Background technology
At present for ray image, people have developed many defect extraction algorithms, this type of algorithm is directly image to be carried out to rim detection mostly, because the low contrast characteristic of ray image itself makes this type of algorithm all comparatively complicated, and more consuming time, more trouble is that this type of algorithm allows to extract defect but cannot provide result to the type of defect, grade, and this is to product, whether qualified judgement is even more important.
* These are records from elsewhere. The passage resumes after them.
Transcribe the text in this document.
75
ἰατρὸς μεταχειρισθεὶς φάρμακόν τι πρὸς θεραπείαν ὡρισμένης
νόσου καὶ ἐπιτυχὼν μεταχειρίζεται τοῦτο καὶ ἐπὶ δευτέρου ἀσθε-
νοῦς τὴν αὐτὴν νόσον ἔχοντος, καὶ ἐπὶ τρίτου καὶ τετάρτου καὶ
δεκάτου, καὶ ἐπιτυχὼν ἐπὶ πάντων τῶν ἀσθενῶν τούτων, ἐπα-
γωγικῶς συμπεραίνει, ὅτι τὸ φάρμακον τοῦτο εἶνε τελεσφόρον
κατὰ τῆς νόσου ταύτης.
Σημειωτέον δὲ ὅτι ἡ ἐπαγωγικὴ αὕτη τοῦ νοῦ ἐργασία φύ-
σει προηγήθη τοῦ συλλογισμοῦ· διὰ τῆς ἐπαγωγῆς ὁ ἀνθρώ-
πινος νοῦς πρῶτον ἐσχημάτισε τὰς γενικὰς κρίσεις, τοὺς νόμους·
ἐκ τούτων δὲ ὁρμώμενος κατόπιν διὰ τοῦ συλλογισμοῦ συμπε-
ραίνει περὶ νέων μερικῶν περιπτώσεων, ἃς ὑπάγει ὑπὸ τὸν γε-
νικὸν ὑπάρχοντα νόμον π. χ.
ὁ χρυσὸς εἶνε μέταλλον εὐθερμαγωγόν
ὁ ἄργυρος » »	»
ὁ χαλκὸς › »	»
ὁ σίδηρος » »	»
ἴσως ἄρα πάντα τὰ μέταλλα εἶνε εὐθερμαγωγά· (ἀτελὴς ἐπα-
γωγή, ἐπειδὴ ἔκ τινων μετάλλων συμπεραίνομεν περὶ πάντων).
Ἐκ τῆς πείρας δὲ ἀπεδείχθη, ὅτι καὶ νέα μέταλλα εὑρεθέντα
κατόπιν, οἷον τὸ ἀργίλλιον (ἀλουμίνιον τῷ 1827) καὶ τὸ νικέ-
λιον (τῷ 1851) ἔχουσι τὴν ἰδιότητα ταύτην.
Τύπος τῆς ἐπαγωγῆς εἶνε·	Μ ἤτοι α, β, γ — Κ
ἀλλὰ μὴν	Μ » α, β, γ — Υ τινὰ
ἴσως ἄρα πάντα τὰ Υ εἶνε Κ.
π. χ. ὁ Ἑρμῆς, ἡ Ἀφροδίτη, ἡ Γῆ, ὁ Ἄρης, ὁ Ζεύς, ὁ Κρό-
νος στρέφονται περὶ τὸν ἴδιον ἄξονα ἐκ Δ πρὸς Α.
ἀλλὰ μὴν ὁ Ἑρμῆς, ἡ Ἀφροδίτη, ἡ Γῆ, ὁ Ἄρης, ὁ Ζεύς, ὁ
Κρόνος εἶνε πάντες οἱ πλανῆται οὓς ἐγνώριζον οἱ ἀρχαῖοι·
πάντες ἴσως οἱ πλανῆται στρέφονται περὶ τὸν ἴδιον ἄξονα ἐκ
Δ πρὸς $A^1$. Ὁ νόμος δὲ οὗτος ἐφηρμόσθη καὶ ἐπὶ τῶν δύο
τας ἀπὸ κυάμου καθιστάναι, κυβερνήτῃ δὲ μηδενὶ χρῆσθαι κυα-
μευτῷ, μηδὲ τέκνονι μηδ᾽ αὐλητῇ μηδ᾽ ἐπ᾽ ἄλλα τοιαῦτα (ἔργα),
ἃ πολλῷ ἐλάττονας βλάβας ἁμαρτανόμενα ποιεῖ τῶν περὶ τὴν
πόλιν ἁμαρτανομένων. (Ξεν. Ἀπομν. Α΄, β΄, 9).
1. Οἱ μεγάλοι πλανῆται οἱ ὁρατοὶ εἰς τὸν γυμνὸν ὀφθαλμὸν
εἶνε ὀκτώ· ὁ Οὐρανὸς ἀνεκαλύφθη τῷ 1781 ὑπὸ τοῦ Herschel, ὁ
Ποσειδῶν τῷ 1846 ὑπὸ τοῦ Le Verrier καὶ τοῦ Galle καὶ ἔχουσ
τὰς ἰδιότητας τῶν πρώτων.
Image texture has reflected the intensity profile rule of picture element, and the surface information that has comprised image and the relation of surrounding environment thereof have been described the random and macroscopical well-regulated feature of image local, can better take into account macrostructure and the micromechanism of image.Analyzing image texture all has a wide range of applications in many fields such as Medical Image Processing, satellite remote sensing, industrial monitoring and computer visions.Various images in remote sensing photo, major part presents texture type, and Plain, low mound and mountain range have the fluctuating of different shapes and height, are reflected in the texture that presents different roughness and direction on image; Aspect tectonic structure, dissimilar rock stratum has different beddings, trend and granularity, presents the texture of different distributions, direction, grain size and fineness degree on image; Aspect soil utilizes, man-made features, as road, settlement place etc. have the comparatively texture of rule, natural feature on a map presents texture irregular, stochastic distribution; In historical relic recovery system, the cultural relic fragments of Different Individual has different shapes and texture, by form fit and texture analysis, contributes to realize historical relic and restores; In micro-image, the nucleus structural change message reflection of cell image is the variation of texture on image; In the microstructure quantitative test of material science, the micro image of material much presents texture type; In pathological diagnosis, the texture tool of the organ surface of the texture on normal organ surface and generation pathology is very different, and can realize thus pathological diagnosis.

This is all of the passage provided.